Lockyer teaches his students a series of rules that he insists must be committed to memory and must be respected. Ten for cross-examination and ten for direct examination. For example, in a direct examination when dealing with controversial fact, all questions must begin with the words; how, what, where, when, why, who, which, describe, explain, or ‘tell us.’ According to Lockyer, this is to ensure that it is the witness telling the story and not counsel. All questions should be no more than 6 to 8 words and each question pursue one fact only. A proper factual foundation must be prepared for each question.

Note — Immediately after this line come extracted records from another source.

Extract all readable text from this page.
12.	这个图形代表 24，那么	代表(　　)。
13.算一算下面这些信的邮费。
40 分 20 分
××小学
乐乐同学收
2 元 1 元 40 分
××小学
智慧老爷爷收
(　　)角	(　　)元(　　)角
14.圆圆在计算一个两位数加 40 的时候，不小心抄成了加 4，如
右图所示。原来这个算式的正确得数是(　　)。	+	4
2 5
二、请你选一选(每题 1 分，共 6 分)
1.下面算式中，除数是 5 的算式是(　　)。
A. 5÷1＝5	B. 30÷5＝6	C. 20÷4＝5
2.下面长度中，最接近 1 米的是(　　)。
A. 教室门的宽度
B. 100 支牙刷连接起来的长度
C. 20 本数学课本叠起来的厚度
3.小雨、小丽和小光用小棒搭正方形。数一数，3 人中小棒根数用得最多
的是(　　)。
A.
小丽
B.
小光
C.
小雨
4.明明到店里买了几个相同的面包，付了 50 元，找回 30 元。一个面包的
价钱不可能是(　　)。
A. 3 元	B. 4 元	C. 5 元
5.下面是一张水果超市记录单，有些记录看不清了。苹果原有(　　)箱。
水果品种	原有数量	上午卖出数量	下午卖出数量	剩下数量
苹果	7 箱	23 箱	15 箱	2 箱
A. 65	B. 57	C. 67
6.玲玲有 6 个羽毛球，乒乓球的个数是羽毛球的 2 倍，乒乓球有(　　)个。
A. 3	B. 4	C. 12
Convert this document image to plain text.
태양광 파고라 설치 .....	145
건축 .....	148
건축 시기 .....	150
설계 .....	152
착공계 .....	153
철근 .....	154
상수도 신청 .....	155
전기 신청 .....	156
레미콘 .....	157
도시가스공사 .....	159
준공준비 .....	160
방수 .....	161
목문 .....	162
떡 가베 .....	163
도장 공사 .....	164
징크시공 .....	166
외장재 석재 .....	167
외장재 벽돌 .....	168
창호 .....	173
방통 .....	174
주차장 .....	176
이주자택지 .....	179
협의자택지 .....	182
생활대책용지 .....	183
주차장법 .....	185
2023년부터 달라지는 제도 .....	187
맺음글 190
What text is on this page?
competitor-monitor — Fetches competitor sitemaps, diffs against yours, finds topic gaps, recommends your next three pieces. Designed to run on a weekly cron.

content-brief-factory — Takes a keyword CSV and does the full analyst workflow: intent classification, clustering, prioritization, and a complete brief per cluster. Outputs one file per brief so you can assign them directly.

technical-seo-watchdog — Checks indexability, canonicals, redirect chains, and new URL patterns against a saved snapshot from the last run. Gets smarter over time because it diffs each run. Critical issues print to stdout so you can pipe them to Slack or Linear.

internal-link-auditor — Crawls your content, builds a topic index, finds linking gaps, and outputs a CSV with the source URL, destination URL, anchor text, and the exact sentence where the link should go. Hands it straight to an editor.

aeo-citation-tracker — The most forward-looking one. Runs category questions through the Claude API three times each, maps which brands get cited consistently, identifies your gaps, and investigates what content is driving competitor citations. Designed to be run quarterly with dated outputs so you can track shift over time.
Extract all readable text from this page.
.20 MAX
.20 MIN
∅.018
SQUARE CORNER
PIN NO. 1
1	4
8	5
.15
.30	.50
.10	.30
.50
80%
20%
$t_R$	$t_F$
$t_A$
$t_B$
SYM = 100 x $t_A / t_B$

“In cross-examination, the purpose is to elicit known facts from an adverse witness that will help your case,” explains Lockyer. “To control the witness, an assertion of one fact only is put to the witness with the goal that the witness confirms the fact already known. The assertion must be one fact only and a maximum 6 to 8 words. However, an assertion of two to three words is better and an assertion with one word is better still.”
Using this method, the practical effect is that lawyer, on cross-examination, is testifying on known facts to which the witness has no choice but to accept. This approach is not permitted in direct examination.
“Being a trial lawyer is one of the most interesting things one can possibly imagine. The stakes are just so high. You can't hide from the judge, you can't hide from the jury, and you can't hide from your clients. My job is to teach students the foundation, so they can properly represent their clients, and can take what I’ve given them and develop it further throughout their career.”
Lockyer returned to his alma mater in 2020, travelling from Moncton to Fredericton each week to teach intensive sessions in trial advocacy to the McKelvey Cup team. That year, team UNB Law delivered one of its best performances ever, nearly sweeping the competition with 6 of 8 awards. This past academic year, Lockyer not only assisted with the moot preparations but also taught Trial Practice for 3Ls. As you will read in this issue, this year’s McKelvey Cup team won the competition for the first time in 20 years.
“My time teaching has been just absolutely a thrill, and the crowning piece to that was being invited back to teach at UNB. For me it was like a homecoming. In room 14, where I delivered my course this year, my seat is still there, where I sat for three years listening to Karl Dore, Dick Bird, Baz Stapleton, and George McAllister. I've just enjoyed it immensely.”
Prof. Lockyer will be returning this fall to teach trial practice once again, and to prepare UNB law’s McKelvey Cup team for their title defense.